O que poucos sabem é que na Vila de
Cananeia também apareceu uma ipupiara, conforme lemos nas “Memórias da Villa de Cananea”, resgatadas pelo historiador Antônio
Paulino de Almeida (1882-1969).
1733 entraria para os anais da
vila como o ano em que ali apareceu o monstro que os bugres do lugar chamavam
de Ipupiara, “coisa má que anda n´água”. A horrenda criatura foi vista por
vários moradores enquanto parecia vadiar na quentura do dia. Afiançavam que,
satisfeita de lagartear-se, retirava-se para o poço de um rio que vertia das
fraldas do monte Itapitangui e desaguava no mar.

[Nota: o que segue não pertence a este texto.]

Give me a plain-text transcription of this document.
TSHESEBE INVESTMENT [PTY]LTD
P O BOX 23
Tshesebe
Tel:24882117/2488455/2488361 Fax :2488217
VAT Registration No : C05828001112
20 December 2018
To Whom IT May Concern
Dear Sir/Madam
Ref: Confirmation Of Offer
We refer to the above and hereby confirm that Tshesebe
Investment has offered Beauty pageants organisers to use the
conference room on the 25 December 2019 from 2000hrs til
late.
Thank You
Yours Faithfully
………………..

Essa história também mereceu a
atenção do historiador Gustavo Barroso (1888-1959), que escreveu uma crônica
intitulada “Os prodígios de Cananeia”
para a sua coluna “Segredos e Revelações da História do Brasil', publicada na
revista “O Cruzeiro”, de 9-11-1957,
cujo recorte foi-me presenteado, há alguns anos, pelo historiador Ary de Moraes
Giani (1913-2005).
Como frisamos, a aparição da
ipupiara de Cananeia deu-se no ano de 1733. O “monstro”, conforme lemos nas “Memórias de Cananeia”,
foi visto “aquentando-se ao sol numa praia, ao ocidente da vila; depois
no poço dum rio, perto do mar, nas vertentes do Itapitangui, onde o atou o
´destro caçador´ Pedro Tavares com ardilosa traça [ardil, astúcia] e um
tiro certeiro de bacamarte”.
Matar uma besta-fera nunca foi
tarefa das mais fáceis. Ainda mais uma besta como aquela. Diziam que se
assemelhava a um homem e que até as suas partes íntimas eram parecidas com o
similar humano.
Relata a crônica que o monstro
tinha a cabeça e o corpo de um touro. Media treze pés de comprimento e nove de
grossura. O pescoço levantado media três palmos de comprido e cinco de
grossura. Glândulas encarnadas destacavam-se na horrível caraça, que tinha
viseira e crinas inclinadas sobre a moleira. As orelhas, também escarlates, de
um palmo de altura, eram semelhantes às do homem. No lugar dos cornos tinha uns
calos duros, altos e negros. Os olhos, redondos e com as meninas pretas; a
circunferência, encarnada. As ventas abertas eram do tamanho de um punho. A
bocarra, rasgada. Os beiços, grossos e rubicundos. As queixadas, com poucas
barbas, grossas e duras. Os dentes, largos, unidos e cortantes, seguidos de uma
língua redonda. Os braços e pernas, três palmos de compridos e pouco menos de
largura. Seus cinco dedos eram de meio palmo de compridos; as unhas, negras,
grossas e quadradas. A calda, de três palmos de comprido, acabava em duas
pontas abertas, que eram peladas, lisas e encarnadas. O corpo, todo frisado de
pelo curto, macio e acastanhado... E por aí prosseguia a crônica, pródiga em
detalhes.
O que despertou mesmo a
curiosidade do povo foi a descrição das partes íntimas da besta, cuja
semelhança com a genitália humana, o cronista, pudico, não se atreveu a
descrever na língua de Camões. Buscou socorro e providencial recato na língua
de Cícero: “(...) cum sit immodicec
longum: altamen genitale hominie simile (...)”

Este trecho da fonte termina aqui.